In May, a handful of POSCO-India Pvt. Ltd’s executives were dragged from a car by a mob wielding bamboo poles and held overnight.
Before release, they were made to sign a pledge vowing not to return to the village of Dhinkia, which lies in the path of the company’s proposed 12-million-tonne steel plant in Orissa. Still, the South Korea-based steel giant is trying to win over rural India.
Since the announcement of its $12 billion (Rs49,200 crore) proposed facility—which represents the single largest foreign investment in India—the company has tried to ramp up social initiatives in the areas where it still needs to acquire land. Though the walls haven’t been erected yet (the company has vowed to start construction in October), Posco has begun operating in the area—in activities unrelated to steel.
A mobile health van goes to some villages at least one day a week, young women have trained as beauticians, doctors have flown in from Korea to fix the cleft palates of local children, scholarships for study have been awarded and street lights have been erected.
On an international level, corporate social responsibility (CSR) has been a major focus for Posco, the only major steel company listed in the Dow Jones Sustainability Indexes, which track the performance of leading companies deemed to operate in a socially responsible manner. Its efforts in India coincide with increased attention to the subject.
Last month, Prime Minister Manmohan Singh urged business leaders to give back more; on Thursday, the Confederation of Indian Industry begins the first national conference on CSR in Chennai.
Posco’s initiatives are more than just an extension of the parent company’s focus on corporate social responsibility and philanthropy. They represent an attempt to set the tone for the company’s image in India and turn local sceptics in the affected region of Orissa into supporters of the project. “The idea behind doing all this CSR is to earn the goodwill of the community and grow along with them,” says Posco spokesman Shashanka Pattnaik.

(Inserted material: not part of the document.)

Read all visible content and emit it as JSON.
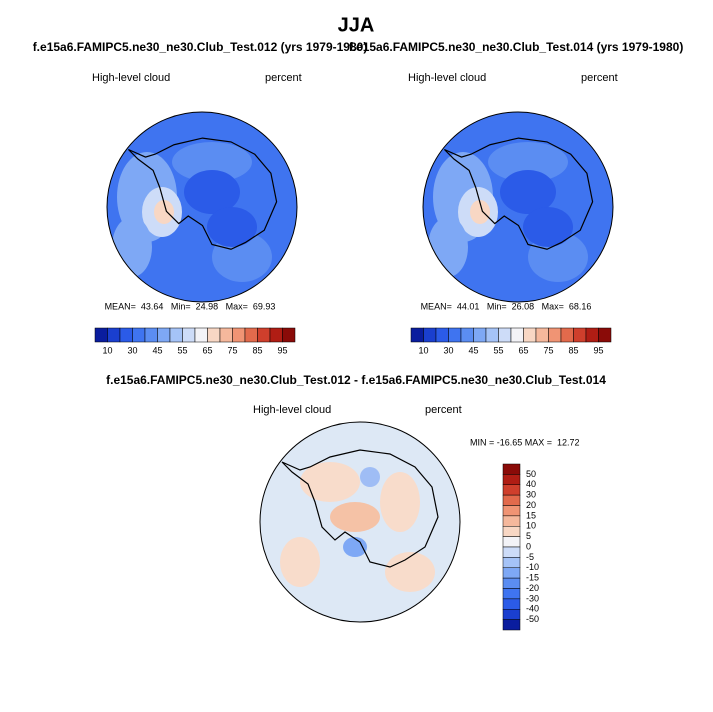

Though the company calls their push at fostering “goodwill” a success—despite the detention of its employees and continuing local resistance—observers question the effectiveness of rolling out social initiatives in a place in which it doesn’t yet operate.
“What companies really need to make sure they do is to engage the community. You need to make sure that you truly understand what the issues are,” said Jane Fiona Cumming, director of London-based corporate social responsibility consultancy Article 13. “If, however, you’ve come in to buy the community, that as a strategy doesn’t work.”

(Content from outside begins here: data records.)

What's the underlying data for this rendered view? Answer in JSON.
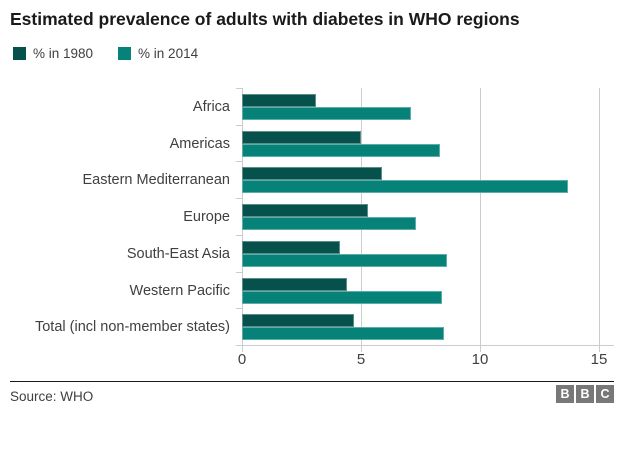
{
  "title": "Estimated prevalence of adults with diabetes in WHO regions",
  "legend": [
    {
      "label": "% in 1980",
      "color": "#06514c"
    },
    {
      "label": "% in 2014",
      "color": "#068279"
    }
  ],
  "chart_data": {
    "type": "bar",
    "orientation": "horizontal",
    "title": "Estimated prevalence of adults with diabetes in WHO regions",
    "categories": [
      "Africa",
      "Americas",
      "Eastern Mediterranean",
      "Europe",
      "South-East Asia",
      "Western Pacific",
      "Total (incl non-member states)"
    ],
    "series": [
      {
        "name": "% in 1980",
        "color": "#06514c",
        "values": [
          3.1,
          5.0,
          5.9,
          5.3,
          4.1,
          4.4,
          4.7
        ]
      },
      {
        "name": "% in 2014",
        "color": "#068279",
        "values": [
          7.1,
          8.3,
          13.7,
          7.3,
          8.6,
          8.4,
          8.5
        ]
      }
    ],
    "xlabel": "",
    "ylabel": "",
    "xlim": [
      0,
      15
    ],
    "xticks": [
      0,
      5,
      10,
      15
    ],
    "grid": true,
    "legend_position": "top-left"
  },
  "footer": {
    "source": "Source: WHO",
    "logo_letters": [
      "B",
      "B",
      "C"
    ]
  },
  "colors": {
    "grid": "#cccccc",
    "axis_text": "#404040",
    "title_text": "#1a1a1a",
    "divider": "#1a1a1a",
    "logo_bg": "#787878"
  }
}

She clarified that she spoke as a CSR strategist only familiar with the basic details of Posco’s case.
Posco says it has listened closely to the community in Orissa, developing a three-pronged strategy based around rural development, education and healthcare after canvassing the villages that lie in the path of its steel plant.

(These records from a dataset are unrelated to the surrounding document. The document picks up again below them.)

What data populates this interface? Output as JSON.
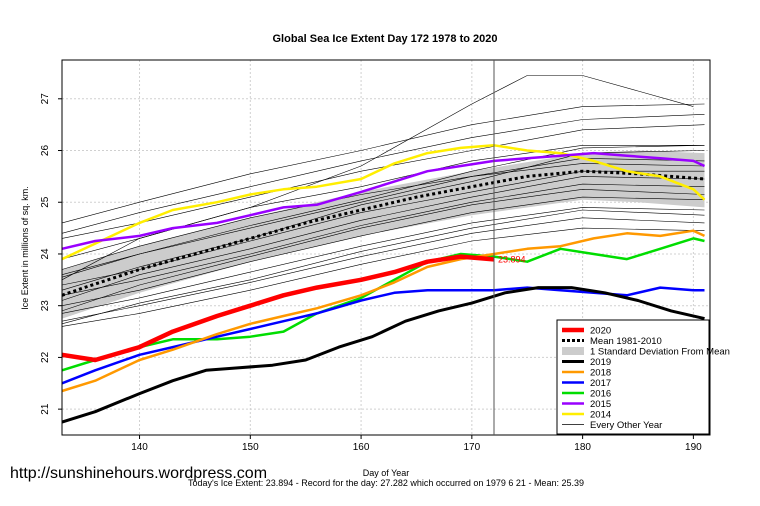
{
  "chart_data": {
    "type": "line",
    "title": "Global Sea Ice Extent Day 172 1978 to 2020",
    "xlabel": "Day of Year",
    "ylabel": "Ice Extent in millions of sq. km.",
    "xlim": [
      133,
      191.5
    ],
    "ylim": [
      20.5,
      27.75
    ],
    "x_ticks": [
      140,
      150,
      160,
      170,
      180,
      190
    ],
    "y_ticks": [
      21,
      22,
      23,
      24,
      25,
      26,
      27
    ],
    "grid": true,
    "vline_x": 172,
    "legend_position": "bottom-right",
    "current_label": "23.894",
    "watermark": "http://sunshinehours.wordpress.com",
    "footer": "Today's Ice Extent: 23.894  - Record for the day: 27.282 which occurred on 1979 6 21  - Mean: 25.39",
    "colors": {
      "2020": "#ff0000",
      "mean": "#000000",
      "band": "#cccccc",
      "2019": "#000000",
      "2018": "#ff9900",
      "2017": "#0000ff",
      "2016": "#00dd00",
      "2015": "#9900ff",
      "2014": "#ffee00",
      "other": "#000000"
    },
    "legend": [
      "2020",
      "Mean 1981-2010",
      "1 Standard Deviation From Mean",
      "2019",
      "2018",
      "2017",
      "2016",
      "2015",
      "2014",
      "Every Other Year"
    ],
    "std_band": {
      "x": [
        133,
        140,
        150,
        160,
        170,
        180,
        185,
        191
      ],
      "lower": [
        22.75,
        23.25,
        23.85,
        24.35,
        24.75,
        25.05,
        25.0,
        24.9
      ],
      "upper": [
        23.7,
        24.15,
        24.7,
        25.2,
        25.6,
        25.95,
        26.0,
        25.95
      ]
    },
    "mean": {
      "x": [
        133,
        135,
        140,
        145,
        150,
        155,
        160,
        165,
        170,
        175,
        180,
        185,
        191
      ],
      "y": [
        23.2,
        23.35,
        23.7,
        24.0,
        24.3,
        24.6,
        24.85,
        25.1,
        25.3,
        25.5,
        25.6,
        25.55,
        25.45
      ]
    },
    "series": [
      {
        "name": "2020",
        "key": "2020",
        "width": 4.5,
        "x": [
          133,
          136,
          140,
          143,
          147,
          150,
          153,
          156,
          160,
          163,
          166,
          169,
          172
        ],
        "y": [
          22.05,
          21.95,
          22.2,
          22.5,
          22.8,
          23.0,
          23.2,
          23.35,
          23.5,
          23.65,
          23.85,
          23.95,
          23.894
        ]
      },
      {
        "name": "2019",
        "key": "2019",
        "width": 3,
        "x": [
          133,
          136,
          140,
          143,
          146,
          149,
          152,
          155,
          158,
          161,
          164,
          167,
          170,
          173,
          176,
          179,
          182,
          185,
          188,
          191
        ],
        "y": [
          20.75,
          20.95,
          21.3,
          21.55,
          21.75,
          21.8,
          21.85,
          21.95,
          22.2,
          22.4,
          22.7,
          22.9,
          23.05,
          23.25,
          23.35,
          23.35,
          23.25,
          23.1,
          22.9,
          22.75
        ]
      },
      {
        "name": "2018",
        "key": "2018",
        "width": 2.5,
        "x": [
          133,
          136,
          140,
          143,
          147,
          150,
          153,
          156,
          160,
          163,
          166,
          169,
          172,
          175,
          178,
          181,
          184,
          187,
          190,
          191
        ],
        "y": [
          21.35,
          21.55,
          21.95,
          22.15,
          22.45,
          22.65,
          22.8,
          22.95,
          23.2,
          23.45,
          23.75,
          23.9,
          24.0,
          24.1,
          24.15,
          24.3,
          24.4,
          24.35,
          24.45,
          24.35
        ]
      },
      {
        "name": "2017",
        "key": "2017",
        "width": 2.5,
        "x": [
          133,
          136,
          140,
          143,
          147,
          150,
          153,
          156,
          160,
          163,
          166,
          169,
          172,
          175,
          178,
          181,
          184,
          187,
          190,
          191
        ],
        "y": [
          21.5,
          21.75,
          22.05,
          22.2,
          22.4,
          22.55,
          22.7,
          22.85,
          23.1,
          23.25,
          23.3,
          23.3,
          23.3,
          23.35,
          23.3,
          23.25,
          23.2,
          23.35,
          23.3,
          23.3
        ]
      },
      {
        "name": "2016",
        "key": "2016",
        "width": 2.5,
        "x": [
          133,
          136,
          140,
          143,
          147,
          150,
          153,
          156,
          160,
          163,
          166,
          169,
          172,
          175,
          178,
          181,
          184,
          187,
          190,
          191
        ],
        "y": [
          21.75,
          21.95,
          22.2,
          22.35,
          22.35,
          22.4,
          22.5,
          22.85,
          23.15,
          23.5,
          23.85,
          24.0,
          23.95,
          23.85,
          24.1,
          24.0,
          23.9,
          24.1,
          24.3,
          24.25
        ]
      },
      {
        "name": "2015",
        "key": "2015",
        "width": 2.5,
        "x": [
          133,
          136,
          140,
          143,
          147,
          150,
          153,
          156,
          160,
          163,
          166,
          169,
          172,
          175,
          178,
          181,
          184,
          187,
          190,
          191
        ],
        "y": [
          24.1,
          24.25,
          24.35,
          24.5,
          24.6,
          24.75,
          24.9,
          24.95,
          25.2,
          25.4,
          25.6,
          25.7,
          25.8,
          25.85,
          25.9,
          25.95,
          25.9,
          25.85,
          25.8,
          25.7
        ]
      },
      {
        "name": "2014",
        "key": "2014",
        "width": 2.5,
        "x": [
          133,
          136,
          140,
          143,
          147,
          150,
          153,
          156,
          160,
          163,
          166,
          169,
          172,
          175,
          178,
          181,
          184,
          187,
          190,
          191
        ],
        "y": [
          23.9,
          24.2,
          24.6,
          24.85,
          25.0,
          25.15,
          25.25,
          25.3,
          25.45,
          25.75,
          25.95,
          26.05,
          26.1,
          26.0,
          25.95,
          25.8,
          25.6,
          25.5,
          25.25,
          25.05
        ]
      }
    ],
    "other_years": [
      {
        "x": [
          133,
          140,
          150,
          160,
          170,
          175,
          180,
          185,
          190
        ],
        "y": [
          23.5,
          24.3,
          24.9,
          25.7,
          26.9,
          27.45,
          27.45,
          27.15,
          26.85
        ]
      },
      {
        "x": [
          133,
          140,
          150,
          160,
          170,
          180,
          191
        ],
        "y": [
          24.6,
          25.0,
          25.55,
          26.0,
          26.5,
          26.85,
          26.9
        ]
      },
      {
        "x": [
          133,
          140,
          150,
          160,
          170,
          180,
          191
        ],
        "y": [
          24.3,
          24.6,
          25.1,
          25.6,
          26.0,
          26.4,
          26.5
        ]
      },
      {
        "x": [
          133,
          140,
          150,
          160,
          170,
          180,
          191
        ],
        "y": [
          23.9,
          24.3,
          24.9,
          25.3,
          25.8,
          26.1,
          26.1
        ]
      },
      {
        "x": [
          133,
          140,
          150,
          160,
          170,
          180,
          191
        ],
        "y": [
          23.6,
          24.0,
          24.5,
          25.0,
          25.5,
          25.85,
          25.8
        ]
      },
      {
        "x": [
          133,
          140,
          150,
          160,
          170,
          180,
          191
        ],
        "y": [
          23.4,
          23.7,
          24.25,
          24.8,
          25.2,
          25.6,
          25.6
        ]
      },
      {
        "x": [
          133,
          140,
          150,
          160,
          170,
          180,
          191
        ],
        "y": [
          23.2,
          23.5,
          24.0,
          24.55,
          25.0,
          25.35,
          25.3
        ]
      },
      {
        "x": [
          133,
          140,
          150,
          160,
          170,
          180,
          191
        ],
        "y": [
          23.0,
          23.3,
          23.85,
          24.35,
          24.8,
          25.1,
          25.05
        ]
      },
      {
        "x": [
          133,
          140,
          150,
          160,
          170,
          180,
          191
        ],
        "y": [
          22.85,
          23.15,
          23.65,
          24.15,
          24.6,
          24.9,
          24.85
        ]
      },
      {
        "x": [
          133,
          140,
          150,
          160,
          170,
          180,
          191
        ],
        "y": [
          22.7,
          23.0,
          23.45,
          23.95,
          24.4,
          24.7,
          24.6
        ]
      },
      {
        "x": [
          133,
          140,
          150,
          160,
          170,
          180,
          191
        ],
        "y": [
          22.6,
          22.85,
          23.3,
          23.8,
          24.25,
          24.5,
          24.45
        ]
      },
      {
        "x": [
          133,
          140,
          150,
          160,
          170,
          180,
          191
        ],
        "y": [
          23.3,
          23.75,
          24.3,
          24.95,
          25.4,
          25.95,
          26.0
        ]
      },
      {
        "x": [
          133,
          140,
          150,
          160,
          170,
          180,
          191
        ],
        "y": [
          23.7,
          24.15,
          24.7,
          25.15,
          25.5,
          25.75,
          25.7
        ]
      },
      {
        "x": [
          133,
          140,
          150,
          160,
          170,
          180,
          191
        ],
        "y": [
          22.9,
          23.4,
          23.95,
          24.5,
          24.95,
          25.25,
          25.15
        ]
      },
      {
        "x": [
          133,
          140,
          150,
          160,
          170,
          180,
          191
        ],
        "y": [
          24.4,
          24.8,
          25.3,
          25.8,
          26.25,
          26.6,
          26.7
        ]
      },
      {
        "x": [
          133,
          140,
          150,
          160,
          170,
          180,
          191
        ],
        "y": [
          22.65,
          23.05,
          23.5,
          24.05,
          24.5,
          24.85,
          24.75
        ]
      },
      {
        "x": [
          133,
          140,
          150,
          160,
          170,
          180,
          191
        ],
        "y": [
          23.55,
          24.0,
          24.55,
          25.05,
          25.6,
          26.05,
          26.1
        ]
      },
      {
        "x": [
          133,
          140,
          150,
          160,
          170,
          180,
          191
        ],
        "y": [
          23.1,
          23.6,
          24.1,
          24.65,
          25.1,
          25.5,
          25.45
        ]
      }
    ]
  }
}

While it initially operated from the state capital in Bhubaneswar, the officials realized they needed to be closer to the plant site and opened a field office in the district to address the “image problem” it couldn’t shed—that of an outsider—according to Pattnaik.
Posco is hoping to use CSR to improve its brand image among the people.
Pattnaik says, Posco is formulating a 30-year plan for its social initiatives here on the basis of an analysis that it is conducting in the community—discussing plans with village leaders and often the women of the community.
As for Dhinkia, where resistance to the project has been strongest, the company has withdrawn its social initiatives, but remains in the two neighbouring panchayats.
The villagers in Dhinkia see their neighbours getting health care and many have begun asking questions and travelling to take advantage of Posco’s programmes, says Pattnaik.
“We’re hoping things fall into place there,” he adds.